Fast Roaming

This chapter describes how to configure the Fast Roaming settings. It contains the following topics:

Fast Roaming

Fast roaming, also known as IEEE 802.11r or Fast BSS Transition (FT), allows a client device to roam quickly in environments implementing the WPA2 Enterprise security, by ensuring that the client device does not need to re-authenticate to the RADIUS server every time it roams from one access point to another.

Fast transition roaming is an amendment to the IEEE 802.11 standard that permits continuous connectivity aboard wireless devices in motion, with fast and secure handoffs from an AP to another managed AP in a seamless manner. In order to ensure voice quality and network security, a portable station must be able to maintain a secure, low-latency voice call while roaming between APs that are handling other traffic.

This device supports the FBT (Fast BSS Transition) as defined in 802.11r for fast handoff with WPA2 Enterprise security. For Voice over WI-FI Enterprise, only a subset of the features defined in 802.11r are supported. The fast BSS transition decreases latency during roaming.

FBT is enabled per VAP per radio.


Note
Before you configure FBT on a VAP, be sure to verify that the VAP is configured with WPA2 security, pre-authentication disabled and MFP disabled.

Configuring Fast Roaming

These steps give a general description of how to configure fast roaming:

Procedure

Step 1

Select Fast Roaming > Roaming Table.

Step 2

Click ✚ to add a new row to the roaming table.
Step 3

Configure the following parameters:

  • Enable — This option is checked by default.

  • BSSID — Select the VAP (2.4GVAP 0 or 5G VAP 0) to enable.

  • Mobility Domain — Specifies the Mobility Domain identifier (MDID) of the FBT VAP. The MDID is used to indicate a group of APs within an ESS, between which a STA can use fast BSS transition services. Fast BSS transitions are allowed only between APs that have the same MDID and are within the same ESS. They are not allowed between APs with different MDIDs or in different ESSs.

  • FT Mode — Fast Transition protocol allows Mobile Station (MS) to fully authenticate only with the first AP in the domain (the group of APs that support FT Protocol and are connected over Distribution System (DS)), and use shorter association procedure with the next APs in the same domain. Choose one of the following methods of FT:

    • Over Air — In the Over Air method the Mobile Station communicates over a direct 802.11 link to the new AP.

    • Over DS — In the Over DS method the MS communicates with the new AP via the old AP.

  • R0 Key Holder — Specifies the NAS identifier to be sent in the radius Access Request Message. The NAS Identifier is used as R0 Key holder ID.

  • R1 Key Holder — Specifies the R1 key Holder ID that names the holder of PMK-R1 in the authenticator.

  • Remote Key Holder List — Select a Remote Key Holder List from the drop down menu that you have created.

Step 4

Click Apply.

Note 

To delete or modify a roaming setting, select it and then click Delete or Edit.

After configuring the FBT settings, click Apply to save the settings.
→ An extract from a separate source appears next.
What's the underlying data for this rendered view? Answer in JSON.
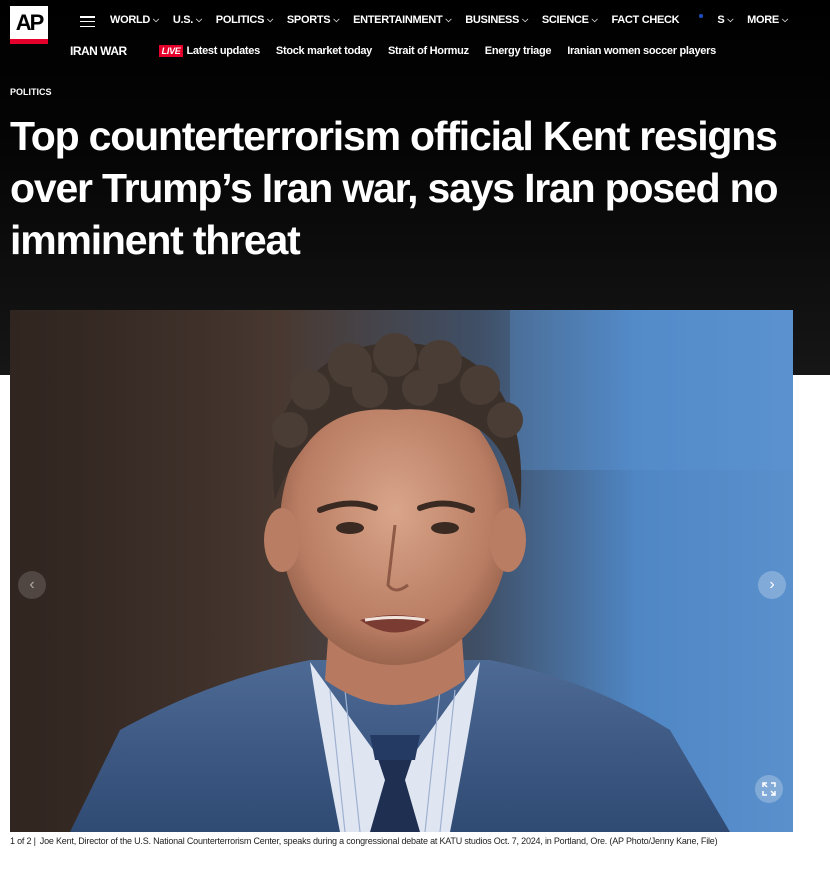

Changing some settings might cause the AP to stop and restart the system processes. If this happens, wireless clients will temporarily lose connectivity. We recommend that you change AP settings when the WLAN traffic is low.

Configuring Remote Key Holder List Profiles

To configure Remote R0 Key Holder List profiles:

Procedure

Step 1

Select Fast Roaming> Remote Key Holder List Profile.

Step 2

Click ✚ to add a new profile or edit to modify an existing profile. The Remote Key Holder List Profiles page is displayed.

Step 3

Specify a name for the Remote Key Holder List Profile.
Step 4

Configure the following parameters. A maximum of 10 entries of R0 Key holders are allowed to be configured per VAP.

  • MAC Address — Enter the destination's VAP MAC address which is the R0 key holder. The RRB PULL message is sent to this AP MAC address to fetch the PMKR1 key. This MAC address must be unique across all the VAPs.

  • NAS ID — NAS ID configured on the destination FBT enabled VAP.

  • RRB Key — Key used to encrypt RRM protocol messages.

Step 5

Repeat steps 1 through 4 and then configure the R1 key holder in the Remote R1 Key Holder Data List. A maximum of 10 entries of R1 key holders are allowed to be configured per VAP. The key holder data is configured per VAP.

  • MAC Address — Destination's VAP MAC address which is the R1 Key holder. The PMKR1 is sent in RRB PUSH message to this AP MAC address. This MAC Address must be unique across all the VAPs.

  • R1 Key Holder — The R1 key Holder ID that names the holder of PMK-R1 in the authenticator.

  • RRB Key — Key used to encrypt RRM protocol messages.

Note 

After you configure the Remote Key Holder Data List settings, you can click Restore to restore the old settings, or click Apply to save the settings. Click Cancel to go back before Fast Roaming page.

Click Apply after copying or deleting a profile.

Caution 

Clicking Export for selected profile/s will export only those profiles. Clicking Export with no profiles selected will Export all the profiles.